Let me know if that helps! I did two slightly different versions of what I'm thinking of, but I'm not sure if the difference matters. The right side battery flips polarities between the top and bottom drawings.

What's the circle with the X in it?

 

What's the circle with the X in it?

That is a symbol for lamp.

 

That is a symbol for lamp.

Yep. It's been so long since I've seen that symbol that I didn't recognize it.

 

Let me know if that helps! I did two slightly different versions of what I'm thinking of, but I'm not sure if the difference matters. The right side battery flips polarities between the top and bottom drawings.

In both circuits the diode is forward biased. In the top circuit you are attempting to put 11 V across it and in the bottom you are attempting to put 13 V across it. In neither case it is likely to do what you want it to do, but we can't be sure because you haven't told us what it is you want to do.

 

In both circuits the diode is forward biased. In the top circuit you are attempting to put 11 V across it and in the bottom you are attempting to put 13 V across it. In neither case it is likely to do what you want it to do, but we can't be sure because you haven't told us what it is you want to do.

I want to power the light bulb with 13 Volts, with the batteries in that specific arrangement. I put the Diode that way so that the power from the 12V battery didn't go into the 1V battery.

 

I want to power the light bulb with 13 Volts, with the batteries in that specific arrangement. I put the Diode that way so that the power from the 12V battery didn't go into the 1V battery.
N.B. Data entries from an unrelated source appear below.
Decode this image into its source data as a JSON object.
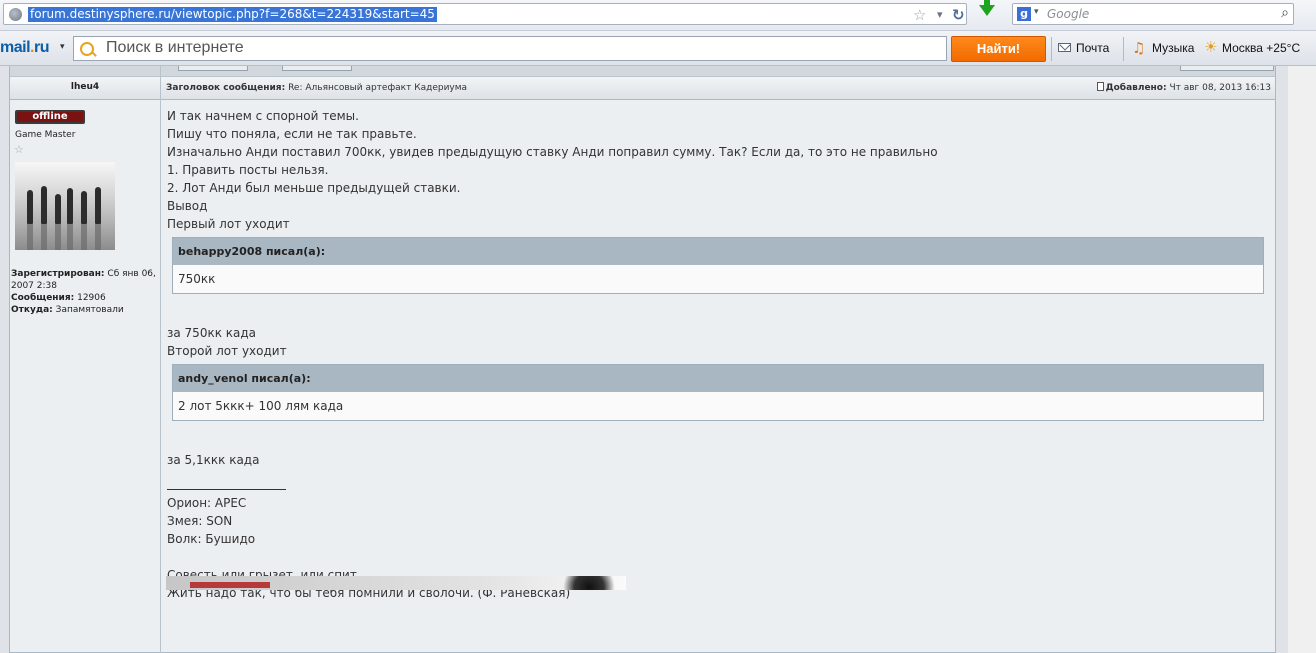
{
  "browser": {
    "url": "forum.destinysphere.ru/viewtopic.php?f=268&t=224319&start=45",
    "search_placeholder": "Google",
    "search_engine_icon": "g-icon"
  },
  "mailru_toolbar": {
    "logo_prefix": "mail",
    "logo_dot": ".",
    "logo_suffix": "ru",
    "search_placeholder": "Поиск в интернете",
    "find_button": "Найти!",
    "mail_label": "Почта",
    "music_label": "Музыка",
    "weather_label": "Москва +25°C",
    "accent_color": "#f26a00"
  },
  "post": {
    "author": "lheu4",
    "subject_label": "Заголовок сообщения:",
    "subject": "Re: Альянсовый артефакт Кадериума",
    "posted_label": "Добавлено:",
    "posted_time": "Чт авг 08, 2013 16:13",
    "status_badge": "offline",
    "rank": "Game Master",
    "profile": {
      "registered_label": "Зарегистрирован:",
      "registered": "Сб янв 06, 2007 2:38",
      "messages_label": "Сообщения:",
      "messages": "12906",
      "from_label": "Откуда:",
      "from": "Запамятовали"
    },
    "body_intro": [
      "И так начнем с спорной темы.",
      "Пишу что поняла, если не так правьте.",
      "Изначально Анди поставил 700кк, увидев предыдущую ставку Анди поправил сумму. Так? Если да, то это не правильно",
      "1. Править посты нельзя.",
      "2. Лот Анди был меньше предыдущей ставки.",
      "Вывод",
      "Первый лот уходит"
    ],
    "quote1": {
      "header": "behappy2008 писал(а):",
      "text": "750кк"
    },
    "body_middle": [
      "за 750кк када",
      "Второй лот уходит"
    ],
    "quote2": {
      "header": "andy_venol писал(а):",
      "text": "2 лот 5ккк+ 100 лям када"
    },
    "body_end": "за 5,1ккк када",
    "signature": [
      "Орион: APEC",
      "Змея: SON",
      "Волк: Бушидо"
    ],
    "quote_lines": [
      "Совесть или грызет, или спит.",
      "Жить надо так, что бы тебя помнили и сволочи. (Ф. Раневская)"
    ]
  }
}
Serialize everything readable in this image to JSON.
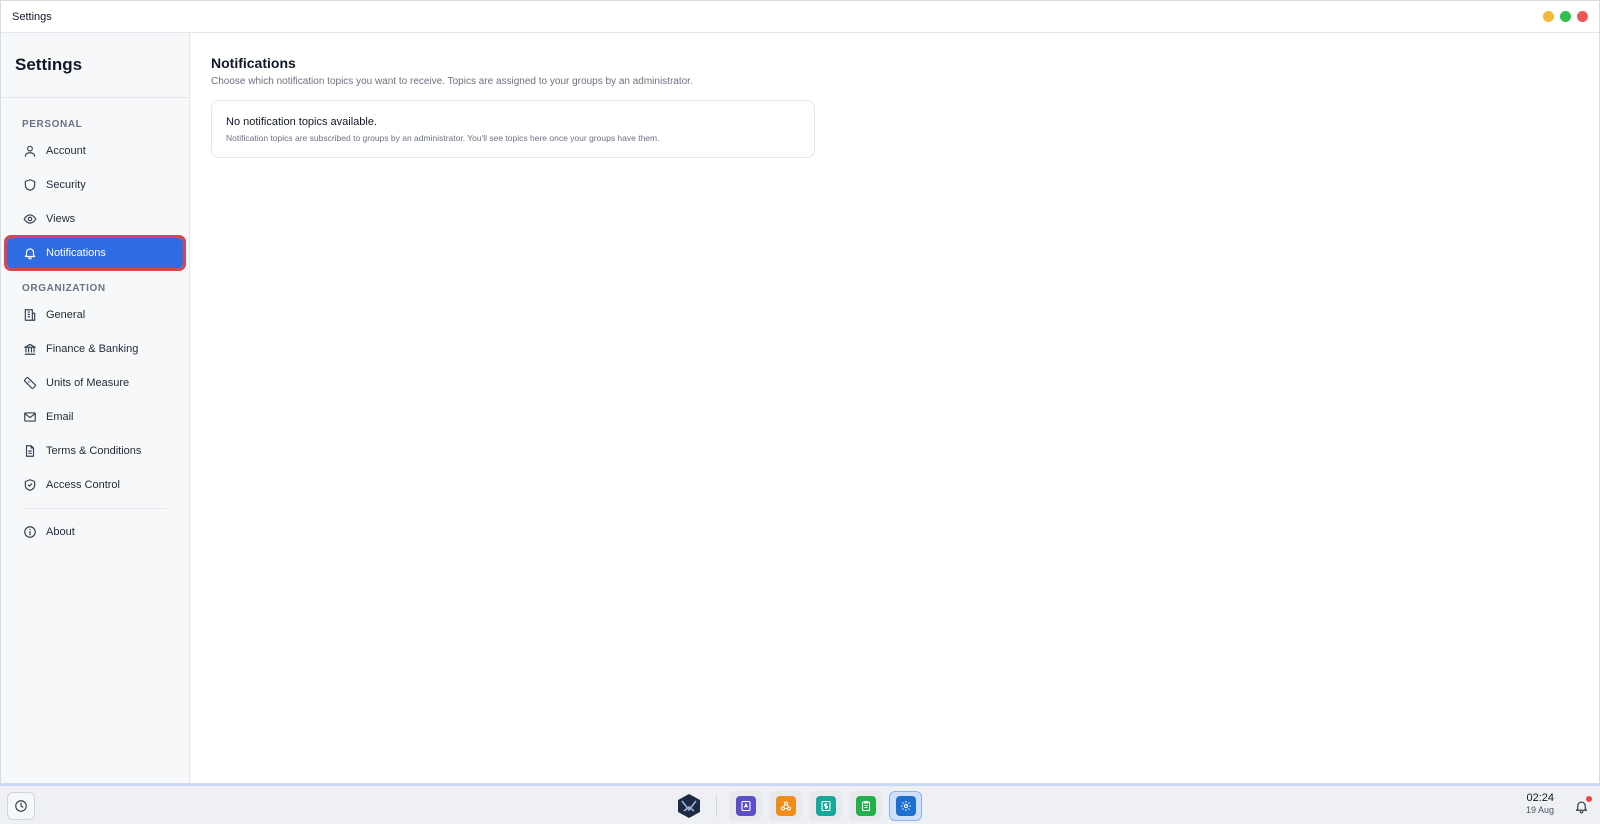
{
  "window": {
    "title": "Settings",
    "controls": {
      "minimize_color": "#f4b93a",
      "maximize_color": "#2fbf4d",
      "close_color": "#ef5757"
    }
  },
  "sidebar": {
    "title": "Settings",
    "sections": {
      "personal": "PERSONAL",
      "organization": "ORGANIZATION"
    },
    "personal_items": [
      {
        "label": "Account",
        "icon": "user-icon"
      },
      {
        "label": "Security",
        "icon": "shield-icon"
      },
      {
        "label": "Views",
        "icon": "eye-icon"
      },
      {
        "label": "Notifications",
        "icon": "bell-icon",
        "active": true
      }
    ],
    "organization_items": [
      {
        "label": "General",
        "icon": "building-icon"
      },
      {
        "label": "Finance & Banking",
        "icon": "bank-icon"
      },
      {
        "label": "Units of Measure",
        "icon": "ruler-icon"
      },
      {
        "label": "Email",
        "icon": "mail-icon"
      },
      {
        "label": "Terms & Conditions",
        "icon": "document-icon"
      },
      {
        "label": "Access Control",
        "icon": "shield-check-icon"
      }
    ],
    "about": {
      "label": "About",
      "icon": "info-icon"
    },
    "accent_color": "#2f6be3",
    "highlight_color": "#d9454f"
  },
  "main": {
    "title": "Notifications",
    "subtitle": "Choose which notification topics you want to receive. Topics are assigned to your groups by an administrator.",
    "empty_card": {
      "title": "No notification topics available.",
      "description": "Notification topics are subscribed to groups by an administrator. You'll see topics here once your groups have them."
    }
  },
  "taskbar": {
    "apps": [
      {
        "name": "launcher-logo-icon"
      },
      {
        "name": "contacts-app-icon",
        "color": "#5b4fc7"
      },
      {
        "name": "network-app-icon",
        "color": "#f08c1a"
      },
      {
        "name": "finance-app-icon",
        "color": "#15a89b"
      },
      {
        "name": "clipboard-app-icon",
        "color": "#22b04a"
      },
      {
        "name": "settings-app-icon",
        "color": "#1f6fd1",
        "active": true
      }
    ],
    "clock": {
      "time": "02:24",
      "date": "19 Aug"
    }
  }
}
It's getting really hard to keep track of all your circuits, what with all the threads and in some it's 12 V and 2 v, in another it's 24 V and 2 V, and now here it's 12 V and 1 V.

If you want to apply 13 V across the lamp from a 12 V and a 1 V battery (and, again, what is this battery that is only outputting 1 V?), then the two batteries have to be in series. The same current flowing in one battery WILL flow through the other. There is no need for a diode at all. In fact, it will only eat up a good portion of that additional 1 V you are trying to get.

Have you actually powered the light with 13 V instead of 12 V and found it to be sufficiently brighter to be worth the hassle?

Is there a reason why you can't just use a bulb that is rated for 12 V with something like 10% to 20% greater wattage?

 

It's getting really hard to keep track of all your circuits, what with all the threads and in some it's 12 V and 2 v, in another it's 24 V and 2 V, and now here it's 12 V and 1 V.

If you want to apply 13 V across the lamp from a 12 V and a 1 V battery (and, again, what is this battery that is only outputting 1 V?), then the two batteries have to be in series. The same current flowing in one battery WILL flow through the other. There is no need for a diode at all. In fact, it will only eat up a good portion of that additional 1 V you are trying to get.

Have you actually powered the light with 13 V instead of 12 V and found it to be sufficiently brighter to be worth the hassle?

Is there a reason why you can't just use a bulb that is rated for 12 V with something like 10% to 20% greater wattage?

Thank you for the help, and guidance as far as proper etiquette goes on this forum! I will ensure to apply better more thought through questions from now on.

 

Thank you for the help, and guidance as far as proper etiquette goes on this forum! I will ensure to apply better more thought through questions from now on.

Sounds good -- live and learn.

But what I'm really interested in is the answer to the last two questions:

Q1: Have you actually powered the light with 13 V instead of 12 V and found it to be sufficiently brighter to be worth the hassle?

Q2: Is there a reason why you can't just use a bulb that is rated for 12 V with something like 10% to 20% greater wattage?